Un nouveau système d’édition des gènes permet la modification de l’ADN extranucléaire chez les plantes

- Publicité -

Les génomes des organites végétaux codent pour de nombreux gènes essentiels à la photosynthèse et à la respiration. Des méthodes ou des outils pour éditer ces gènes dans les organites sont très recherchés pour étudier les fonctions de ces gènes et améliorer la productivité et les caractères des cultures. Par exemple, une mutagenèse ciblée dans le gène atp6 des mitochondries peut donner lieu à la stérilité mâle, un trait utile pour la reproduction, alors qu’une mutation ponctuelle spécifique dans le gène de l’ARNr 16S dans le génome du chloroplaste entraîne une résistance aux antibiotiques.

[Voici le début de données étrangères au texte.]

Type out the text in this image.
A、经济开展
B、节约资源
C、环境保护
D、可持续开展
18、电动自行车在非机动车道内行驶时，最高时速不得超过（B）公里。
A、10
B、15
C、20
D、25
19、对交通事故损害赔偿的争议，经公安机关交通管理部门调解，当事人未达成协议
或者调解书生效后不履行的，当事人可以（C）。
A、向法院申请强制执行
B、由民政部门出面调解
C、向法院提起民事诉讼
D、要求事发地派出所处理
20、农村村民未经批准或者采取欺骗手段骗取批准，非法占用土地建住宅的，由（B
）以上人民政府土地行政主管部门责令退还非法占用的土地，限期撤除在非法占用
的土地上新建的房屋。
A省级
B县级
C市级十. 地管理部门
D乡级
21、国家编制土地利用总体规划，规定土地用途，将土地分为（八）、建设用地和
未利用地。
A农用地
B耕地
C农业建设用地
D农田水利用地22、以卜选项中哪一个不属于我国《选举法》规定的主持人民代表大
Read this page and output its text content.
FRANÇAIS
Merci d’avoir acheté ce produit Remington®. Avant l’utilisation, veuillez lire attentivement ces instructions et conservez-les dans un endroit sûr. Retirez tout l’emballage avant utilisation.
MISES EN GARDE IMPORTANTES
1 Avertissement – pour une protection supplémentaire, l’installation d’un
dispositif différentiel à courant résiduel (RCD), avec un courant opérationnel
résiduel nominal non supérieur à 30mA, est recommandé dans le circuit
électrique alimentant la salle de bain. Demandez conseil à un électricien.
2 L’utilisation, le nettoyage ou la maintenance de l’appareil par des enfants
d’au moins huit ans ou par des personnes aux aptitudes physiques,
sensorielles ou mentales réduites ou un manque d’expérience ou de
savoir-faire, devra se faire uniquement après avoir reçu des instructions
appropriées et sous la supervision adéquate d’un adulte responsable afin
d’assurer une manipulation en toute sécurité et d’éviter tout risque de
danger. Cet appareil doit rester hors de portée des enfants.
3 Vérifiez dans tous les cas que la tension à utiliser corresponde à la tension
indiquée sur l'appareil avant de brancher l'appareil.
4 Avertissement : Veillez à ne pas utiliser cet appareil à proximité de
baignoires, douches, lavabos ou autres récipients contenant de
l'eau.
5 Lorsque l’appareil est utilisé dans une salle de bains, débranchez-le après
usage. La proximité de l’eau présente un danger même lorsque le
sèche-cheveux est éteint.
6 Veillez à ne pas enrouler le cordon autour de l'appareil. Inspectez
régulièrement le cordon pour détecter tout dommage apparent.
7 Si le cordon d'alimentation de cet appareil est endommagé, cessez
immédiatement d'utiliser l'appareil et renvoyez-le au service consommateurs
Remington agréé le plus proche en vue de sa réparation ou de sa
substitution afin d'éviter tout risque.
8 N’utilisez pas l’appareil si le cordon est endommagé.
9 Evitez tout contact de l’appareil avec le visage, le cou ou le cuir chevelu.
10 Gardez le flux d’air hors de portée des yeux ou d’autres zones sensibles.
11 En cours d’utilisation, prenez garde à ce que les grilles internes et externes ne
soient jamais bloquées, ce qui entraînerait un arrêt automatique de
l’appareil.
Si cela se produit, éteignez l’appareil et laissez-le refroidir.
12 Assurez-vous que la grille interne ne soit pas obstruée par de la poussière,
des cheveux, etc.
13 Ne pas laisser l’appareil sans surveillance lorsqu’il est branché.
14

Des outils d’édition de génome programmables, qui incluent des nucléases à doigts de zinc, des nucléases effectrices de type activateur de transcription (TALE: transcription activator-like effector), des systèmes de répétition palindromique courte régulièrement espacés (CRISPR) et des éditeurs de base composés de la variante de la protéine 9 (Cas9) associée à CRISPR catalytiquement déficiente et une protéine nucléobase désaminase, ont été développés pour les études génétiques des plantes et l’amélioration des cultures grâce à la manipulation de séquences d’ADN génomique. Cependant, ces outils ne permettent pas d’éditer les séquences d’ADN dans les organites végétaux, y compris les mitochondries et les chloroplastes, peut-être parce qu’il est difficile de fournir à la fois l’ARN guide et la protéine Cas9 aux organites ou d’exprimer les deux composants dans les organites simultanément.

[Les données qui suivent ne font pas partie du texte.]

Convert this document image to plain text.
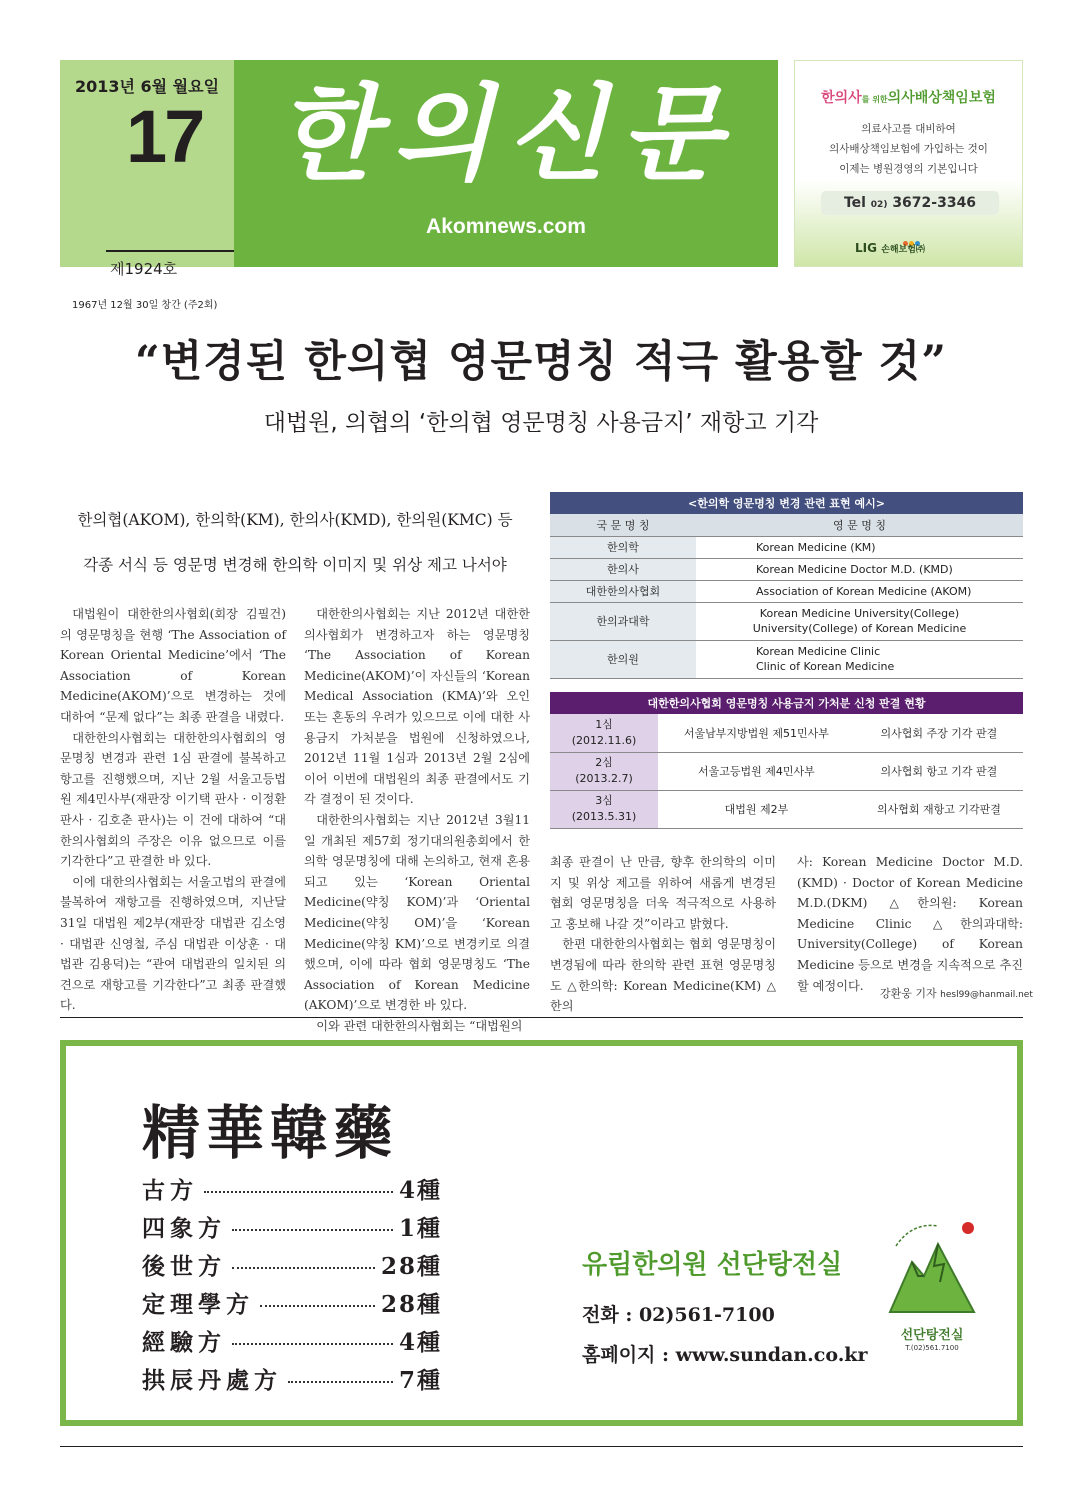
2013년 6월 월요일
17
제1924호
1967년 12월 30일 창간 (주2회)
한의신문
Akomnews.com
한의사를 위한의사배상책임보험
의료사고를 대비하여
의사배상책임보험에 가입하는 것이
이제는 병원경영의 기본입니다
Tel 02) 3672-3346
LIG 손해보험㈜
“변경된 한의협 영문명칭 적극 활용할 것”
대법원, 의협의 ‘한의협 영문명칭 사용금지’ 재항고 기각
한의협(AKOM), 한의학(KM), 한의사(KMD), 한의원(KMC) 등
각종 서식 등 영문명 변경해 한의학 이미지 및 위상 제고 나서야

대법원이 대한한의사협회(회장 김필건)의 영문명칭을 현행 ‘The Association of Korean Oriental Medicine’에서 ‘The Association of Korean Medicine(AKOM)’으로 변경하는 것에 대하여 “문제 없다”는 최종 판결을 내렸다.

대한한의사협회는 대한한의사협회의 영문명칭 변경과 관련 1심 판결에 불복하고 항고를 진행했으며, 지난 2월 서울고등법원 제4민사부(재판장 이기택 판사 · 이정환 판사 · 김호춘 판사)는 이 건에 대하여 “대한의사협회의 주장은 이유 없으므로 이를 기각한다”고 판결한 바 있다.

이에 대한의사협회는 서울고법의 판결에 불복하여 재항고를 진행하였으며, 지난달 31일 대법원 제2부(재판장 대법관 김소영 · 대법관 신영철, 주심 대법관 이상훈 · 대법관 김용덕)는 “관여 대법관의 일치된 의견으로 재항고를 기각한다”고 최종 판결했다.

대한한의사협회는 지난 2012년 대한한의사협회가 변경하고자 하는 영문명칭 ‘The Association of Korean Medicine(AKOM)’이 자신들의 ‘Korean Medical Association (KMA)’와 오인 또는 혼동의 우려가 있으므로 이에 대한 사용금지 가처분을 법원에 신청하였으나, 2012년 11월 1심과 2013년 2월 2심에 이어 이번에 대법원의 최종 판결에서도 기각 결정이 된 것이다.

대한한의사협회는 지난 2012년 3월11일 개최된 제57회 정기대의원총회에서 한의학 영문명칭에 대해 논의하고, 현재 혼용되고 있는 ‘Korean Oriental Medicine(약칭 KOM)’과 ‘Oriental Medicine(약칭 OM)’을 ‘Korean Medicine(약칭 KM)’으로 변경키로 의결했으며, 이에 따라 협회 영문명칭도 ‘The Association of Korean Medicine (AKOM)’으로 변경한 바 있다.

이와 관련 대한한의사협회는 “대법원의

최종 판결이 난 만큼, 향후 한의학의 이미지 및 위상 제고를 위하여 새롭게 변경된 협회 영문명칭을 더욱 적극적으로 사용하고 홍보해 나갈 것”이라고 밝혔다.

한편 대한한의사협회는 협회 영문명칭이 변경됨에 따라 한의학 관련 표현 영문명칭도 △한의학: Korean Medicine(KM) △한의

사: Korean Medicine Doctor M.D.(KMD) · Doctor of Korean Medicine M.D.(DKM) △한의원: Korean Medicine Clinic △한의과대학: University(College) of Korean Medicine 등으로 변경을 지속적으로 추진할 예정이다.

강환웅 기자 hesl99@hanmail.net
<한의학 영문명칭 변경 관련 표현 예시>	
국 문 명 칭	영 문 명 칭
한의학	Korean Medicine (KM)

한의사	Korean Medicine Doctor M.D. (KMD)

대한한의사협회	Association of Korean Medicine (AKOM)

한의과대학	Korean Medicine University(College)
University(College) of Korean Medicine

한의원	Korean Medicine Clinic
Clinic of Korean Medicine
대한한의사협회 영문명칭 사용금지 가처분 신청 판결 현황		

1심
(2012.11.6)	서울남부지방법원 제51민사부	의사협회 주장 기각 판결

2심
(2013.2.7)	서울고등법원 제4민사부	의사협회 항고 기각 판결

3심
(2013.5.31)	대법원 제2부	의사협회 재항고 기각판결
精華韓藥
古方	4種
四象方	1種
後世方	28種
定理學方	28種
經驗方	4種
拱辰丹處方	7種
유림한의원 선단탕전실
전화 : 02)561-7100
홈페이지 : www.sundan.co.kr
선단탕전실
T.(02)561.7100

Récemment, Mok et al. ont démontré que les éditeurs de bases de cytosine dérivés de DddA (DdCBE) sans CRISPR permettent des substitutions de bases C∙G-à-T∙A ciblées dans l’ADN mitochondrial des cellules de mammifères. Les DdCBE composés de domaines fractionnés non toxiques de la toxine cytidine désaminase bactérienne (DddAtox), d’une puce TALE conçue sur mesure et d’un inhibiteur de l’uracile glycosylase (UGI) fonctionnent comme des hétérodimères pour catalyser la désamination de la cytosine, induisant des conversions C-à-T, dans un région d’espacement entre les deux sites de liaison de la protéine TALE dans l’ADN cible.

L’avancée

- Publicité -

Dans une nouvelle étude, Kang, BC., Bae, SJ., Lee, S. et al. ont développé un système de clonage Golden Gate, qui utilise un total de 424 plasmides de sous-réseaux TALE et 16 plasmides d’expression, pour assembler des plasmides codant pour le DdCBE pour l’édition de bases d’organites dans les plantes. Leurs DdCBE conçus sur mesure pour cibler trois gènes dans l’ADN chloroplastique et deux gènes dans l’ADN mitochondrial ont obtenu des conversions C-à-T à haute fréquence dans les protoplastes de laitue et de colza.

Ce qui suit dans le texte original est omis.